Kategoriler
Üniversite Söyleşi Şehir

YENİGÜN GAZETESİ’NİN RÖPORTAJI

Anadolu Üniversitesi’nin Kendisi Başlı Başına Bir Projedir

Eskişehir’de doğdu. Çocukluğu ve ilk gençliği Bağlar Mahallesinde geçti. Eskişehirspor’lu ünlü kaleci Sinan Alağaç’la Ülkü İlkokulunda aynı sıraları paylaştı. Maarif Kolejinden mezun oldu. İstanbul Hukuk Fakültesi’nin ardından Anadolu Üniversitesi İktisadi ve İdari Bilimler Fakültesi’nde araştırma görevlisi olarak çalışma hayatına adım attı. Akademisyenliği o kadar sevdi ki ilk maaşını aldığında “üstüne bir de para veriyorlar” diye düşündü ve o kurumun zirvesine kadar yükseldi. İktisadi ve İdari Bilimler Fakültesi Dekanı Prof. Dr. Recai Dönmez şimdiyse Anadolu Üniversitesi rektörlüğüne aday.

Recai Dönmez’in hikayesini bir de kendi ağzından dinleyerek başlayalım isterseniz hocam sohbetimize.

Benim ailem Bulgaristan göçmeni; Silistre şehri civarından; şu Namık Kemal’in meşhur piyesi “Vatan Yahut Silistre” dolayısıyla ismi bilinen  şehir, oralıyız biz. Büyüklerimiz “memleket” sözcüğünü Bulgaristan için kullanırlardı. Annem ve babam çok küçük yaşlarda Eskişehir’e gelmişler. Ben Eskişehir doğumluyum. Çocukluğum Bağlar mahallesinde geçti. Ülkü İlkokulunu bitirdikten sonra, zamanın meşhur kalecilerinden, aynı zamanda yakın arkadaşlarımdan Sinan Alağaç vasıtasıyla Maarif Koleji sınavlarından haberdar oldum, orada 7 yıl okuduktan sonra da İstanbul Üniversitesi Hukuk Fakültesi’ni kazandım. Üniversite yıllarını İstanbul’da geçirdim, o yıllar da hayatımın en çok özlemle andığım dönemidir.

İstanbul’daki üniversite yılları bitti. Sonrasında ne yaptınız?

Okul bitince Eskişehir’e döndük. İktisadi ve İdari Bilimler Fakültesi’ne araştırma görevlisi alınacağını duyunca başvuru yaptık.
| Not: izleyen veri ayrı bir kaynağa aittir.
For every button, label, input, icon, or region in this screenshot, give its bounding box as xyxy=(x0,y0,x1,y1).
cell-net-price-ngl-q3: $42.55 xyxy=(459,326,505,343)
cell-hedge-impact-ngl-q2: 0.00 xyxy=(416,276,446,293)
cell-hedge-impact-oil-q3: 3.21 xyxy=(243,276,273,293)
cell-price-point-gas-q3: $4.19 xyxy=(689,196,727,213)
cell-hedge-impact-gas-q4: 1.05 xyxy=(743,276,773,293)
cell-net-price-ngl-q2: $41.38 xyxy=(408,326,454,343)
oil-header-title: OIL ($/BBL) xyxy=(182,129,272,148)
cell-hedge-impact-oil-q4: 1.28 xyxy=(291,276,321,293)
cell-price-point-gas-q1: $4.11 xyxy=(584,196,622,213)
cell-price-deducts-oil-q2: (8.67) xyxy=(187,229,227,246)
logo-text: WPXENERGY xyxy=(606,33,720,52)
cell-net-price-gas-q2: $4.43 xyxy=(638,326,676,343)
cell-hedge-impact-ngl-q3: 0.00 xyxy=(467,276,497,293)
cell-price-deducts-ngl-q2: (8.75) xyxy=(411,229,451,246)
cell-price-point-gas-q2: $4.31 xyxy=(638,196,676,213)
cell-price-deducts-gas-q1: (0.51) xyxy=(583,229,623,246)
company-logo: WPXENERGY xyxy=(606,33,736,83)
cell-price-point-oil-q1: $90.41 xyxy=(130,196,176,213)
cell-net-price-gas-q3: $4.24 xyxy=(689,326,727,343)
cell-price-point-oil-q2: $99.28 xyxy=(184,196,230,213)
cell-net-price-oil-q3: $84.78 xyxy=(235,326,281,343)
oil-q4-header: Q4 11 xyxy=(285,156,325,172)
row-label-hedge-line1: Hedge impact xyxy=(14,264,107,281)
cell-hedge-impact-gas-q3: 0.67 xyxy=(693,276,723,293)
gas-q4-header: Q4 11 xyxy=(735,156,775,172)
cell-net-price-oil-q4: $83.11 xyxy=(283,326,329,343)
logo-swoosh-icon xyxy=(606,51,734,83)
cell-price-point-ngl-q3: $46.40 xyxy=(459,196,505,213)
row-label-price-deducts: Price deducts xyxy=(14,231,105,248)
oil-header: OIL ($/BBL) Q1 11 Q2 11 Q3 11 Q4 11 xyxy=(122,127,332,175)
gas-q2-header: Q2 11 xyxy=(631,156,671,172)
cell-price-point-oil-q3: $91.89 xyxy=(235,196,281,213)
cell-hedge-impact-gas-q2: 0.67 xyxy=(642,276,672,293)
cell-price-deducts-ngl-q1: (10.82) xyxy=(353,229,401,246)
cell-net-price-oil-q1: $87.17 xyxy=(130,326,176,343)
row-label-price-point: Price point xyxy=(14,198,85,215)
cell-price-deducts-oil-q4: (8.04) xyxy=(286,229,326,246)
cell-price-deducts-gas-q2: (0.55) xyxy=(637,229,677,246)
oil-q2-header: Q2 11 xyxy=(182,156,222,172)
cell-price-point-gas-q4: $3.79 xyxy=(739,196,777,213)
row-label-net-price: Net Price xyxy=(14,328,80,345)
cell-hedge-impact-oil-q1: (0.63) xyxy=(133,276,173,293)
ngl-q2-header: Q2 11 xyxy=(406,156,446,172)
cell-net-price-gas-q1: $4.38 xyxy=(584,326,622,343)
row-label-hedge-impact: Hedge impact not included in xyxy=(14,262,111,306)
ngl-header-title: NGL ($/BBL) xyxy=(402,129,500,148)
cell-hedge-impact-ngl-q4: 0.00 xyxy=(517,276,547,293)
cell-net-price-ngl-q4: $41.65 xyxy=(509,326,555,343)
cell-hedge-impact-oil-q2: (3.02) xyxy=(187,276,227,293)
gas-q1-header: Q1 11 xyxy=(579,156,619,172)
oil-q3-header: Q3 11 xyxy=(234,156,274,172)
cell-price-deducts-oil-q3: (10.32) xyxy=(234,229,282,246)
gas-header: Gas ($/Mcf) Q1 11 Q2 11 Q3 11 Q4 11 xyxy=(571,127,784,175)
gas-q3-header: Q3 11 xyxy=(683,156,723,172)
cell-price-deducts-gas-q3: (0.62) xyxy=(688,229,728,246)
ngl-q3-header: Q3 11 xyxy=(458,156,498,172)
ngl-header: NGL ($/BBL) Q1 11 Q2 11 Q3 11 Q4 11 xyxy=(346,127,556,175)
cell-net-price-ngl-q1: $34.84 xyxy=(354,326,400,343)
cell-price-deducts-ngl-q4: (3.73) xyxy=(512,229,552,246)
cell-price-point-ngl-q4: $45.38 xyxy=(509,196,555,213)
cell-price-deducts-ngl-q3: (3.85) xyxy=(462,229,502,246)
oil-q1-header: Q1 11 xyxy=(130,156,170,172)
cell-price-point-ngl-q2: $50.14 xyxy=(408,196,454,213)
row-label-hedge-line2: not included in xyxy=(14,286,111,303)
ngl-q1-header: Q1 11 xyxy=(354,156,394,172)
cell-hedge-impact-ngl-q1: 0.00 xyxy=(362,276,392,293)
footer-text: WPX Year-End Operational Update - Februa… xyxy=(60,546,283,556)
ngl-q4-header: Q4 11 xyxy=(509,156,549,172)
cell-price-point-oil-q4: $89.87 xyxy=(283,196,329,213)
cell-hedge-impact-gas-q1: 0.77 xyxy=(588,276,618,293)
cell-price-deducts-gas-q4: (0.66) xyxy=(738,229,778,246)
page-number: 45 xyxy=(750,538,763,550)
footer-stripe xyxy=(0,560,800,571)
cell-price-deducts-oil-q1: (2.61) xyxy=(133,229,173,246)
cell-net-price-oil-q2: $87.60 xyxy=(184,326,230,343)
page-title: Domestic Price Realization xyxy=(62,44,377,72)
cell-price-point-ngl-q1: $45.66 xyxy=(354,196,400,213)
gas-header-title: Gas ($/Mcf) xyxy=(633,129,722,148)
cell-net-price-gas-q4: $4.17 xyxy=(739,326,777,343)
Öğrenciyken en büyük idealimiz akademisyen olmaktı, doktora yapan hocalarımıza çok özenirdik.  Bu vesileyle Anadolu Üniversitesi’ne adım atmış oldum; iyi ki de girmişim bu kuruma.  Yapıma çok uygun bir meslek akademisyenlik, hatta ilk maaşımı aldığımda şaşırmıştım, üstüne bir de para veriyorlar diye.

Akademisyen olmaya karar verdikten sonra Anadolu Üniversitesi’nin en büyük fakültesi İktisadi ve İdari Bilimler Fakültesi Dekanlığı’na kadar yükseldiniz. Şimdiyse, rektörlüğe adayım diyorsunuz nasıl karar verdiniz aday olmaya?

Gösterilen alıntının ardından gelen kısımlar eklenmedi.